If you are one of the millions of Americans who rely on blood pressure medications to control hypertension, you should be aware of the risks of these medications. Some blood pressure drugs can cause complications that are more dangerous than the conditions they treat—and in some cases, these medications can cause permanent suffering for users.
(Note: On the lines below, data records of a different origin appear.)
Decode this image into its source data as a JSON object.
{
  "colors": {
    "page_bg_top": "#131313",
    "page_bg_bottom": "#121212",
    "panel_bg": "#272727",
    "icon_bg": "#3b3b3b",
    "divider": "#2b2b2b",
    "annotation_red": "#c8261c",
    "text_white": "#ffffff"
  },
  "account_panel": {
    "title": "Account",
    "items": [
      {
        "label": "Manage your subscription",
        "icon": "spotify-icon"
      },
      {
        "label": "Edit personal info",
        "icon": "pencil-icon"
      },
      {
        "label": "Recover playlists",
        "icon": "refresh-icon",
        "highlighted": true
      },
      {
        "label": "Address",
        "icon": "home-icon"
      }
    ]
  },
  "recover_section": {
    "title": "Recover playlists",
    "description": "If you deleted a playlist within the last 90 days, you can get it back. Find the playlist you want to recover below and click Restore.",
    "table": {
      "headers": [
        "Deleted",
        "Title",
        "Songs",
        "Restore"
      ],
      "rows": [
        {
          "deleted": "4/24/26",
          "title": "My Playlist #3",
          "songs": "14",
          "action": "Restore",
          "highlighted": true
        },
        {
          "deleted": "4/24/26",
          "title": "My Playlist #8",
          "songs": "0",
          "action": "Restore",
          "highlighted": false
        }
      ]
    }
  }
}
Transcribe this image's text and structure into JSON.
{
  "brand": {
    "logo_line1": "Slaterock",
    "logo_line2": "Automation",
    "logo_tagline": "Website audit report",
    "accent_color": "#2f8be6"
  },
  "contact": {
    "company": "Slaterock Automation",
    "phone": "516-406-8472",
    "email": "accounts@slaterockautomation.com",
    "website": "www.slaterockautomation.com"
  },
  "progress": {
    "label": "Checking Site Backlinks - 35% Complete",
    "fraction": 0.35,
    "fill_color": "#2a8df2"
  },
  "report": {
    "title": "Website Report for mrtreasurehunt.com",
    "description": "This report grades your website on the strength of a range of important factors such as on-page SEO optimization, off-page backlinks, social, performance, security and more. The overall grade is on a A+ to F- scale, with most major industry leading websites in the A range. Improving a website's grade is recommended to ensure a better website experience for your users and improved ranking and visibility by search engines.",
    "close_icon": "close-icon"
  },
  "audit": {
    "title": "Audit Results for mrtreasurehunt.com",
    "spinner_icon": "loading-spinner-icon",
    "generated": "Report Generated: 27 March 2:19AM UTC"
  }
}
Diarrhea, Kidney Failure, and Other Benicar® Side Effects
Benicar (olmesartan medoxomil) is one blood pressure medication that appears to be creating more problems than it solves. In 2013, the U.S. Food and Drug Administration (FDA) released a report warning patients about the severe intestinal problems caused by long-term Benicar use. Since that time, patients have reported many more hazardous and life-threatening side effects of Benicar, including:
- Uncontrollable diarrhea. The most commonly reported side effect of Benicar was chronic and uncontrollable diarrhea, leading to intestinal inflammation and occasional hospitalization.
- Intestinal distress. In addition to diarrhea, patients were likely to suffer abdominal pain, chest pain, nausea, and vomiting while taking the drug, making it difficult to eat and drink normally.
- Sprue-like enteropathy. The American College of Gastroenterology released a study linking at least 40 cases of sprue-like enteropathy to blood pressure medications like Benicar in 2012. This condition is categorized by severe diarrhea that causes dehydration, malnutrition, and weight loss.
- Villous atrophy. Not only can Benicar cause intestinal pain and discomfort, it can actually damage the walls of the intestines themselves. This condition, called villous atrophy, erodes the lining of the intestinal walls, which is responsible for absorbing nutrients from food and vitamins. This can make it much more difficult for patients to stay healthy, and leads to malnourishment and compromised immune systems.
- Extreme weight loss. Patients taking Benicar have suffered significant weight loss—in some cases, over one hundred pounds or more of body weight—due to digestive issues.
- Celiac disease. Chronic gluten intolerance known as celiac disease may result from long-term use of Benicar due to irreparable damage to the digestive tract.
- Fetal injury. Benicar carries the FDA’s strongest warning label (the black box warning) due to its known risks to a developing fetus. The FDA warn that pregnant women should not take Benicar and women who become pregnant should discontinue the drug immediately due to the risk of injury or death to an unborn child.
- Kidney failure. Benicar can place a strain on the kidney and may lead to acute kidney failure, especially for elderly patients, those with diabetes, people who have heart conditions, and those who take NSAIDs regularly.
- Impaired organ function. Some patients have reported irregular heartbeat or liver impairment after taking Benicar.
- Allergy symptoms. Patients have reported a number of side effects that present as allergy symptoms, including itching or rashes on the skin. In some cases, patients have suffered a rapid swelling or irritation of the skin (angioedema) that has the potential to obstruct breathing if the face, nose, and throat are affected.
- Flu-like symptoms. Even in cases where severe complications do not occur, the makers of Benicar have warned against less serious side effects including muscle weakness, headaches, dizziness, fatigue, and back, joint or muscle pain. Patients have also reported an increase in upper respiratory conditions, such as bronchitis and sinus infections.
Perhaps the most worrying thing about the side effects of Benicar is the tendency for the symptoms to be mistaken for less harmful conditions. Gastrointestinal issues may arise for a number of different reasons and patients may be misdiagnosed with food poisoning, celiac disease, lactose intolerance, and other known gastric conditions before medication side effects are considered. Patients who are suffering from villous atrophy and sprue-like enteropathy may not notice symptoms for several years after taking Benicar, causing difficulty maintaining body weight and health much later in life.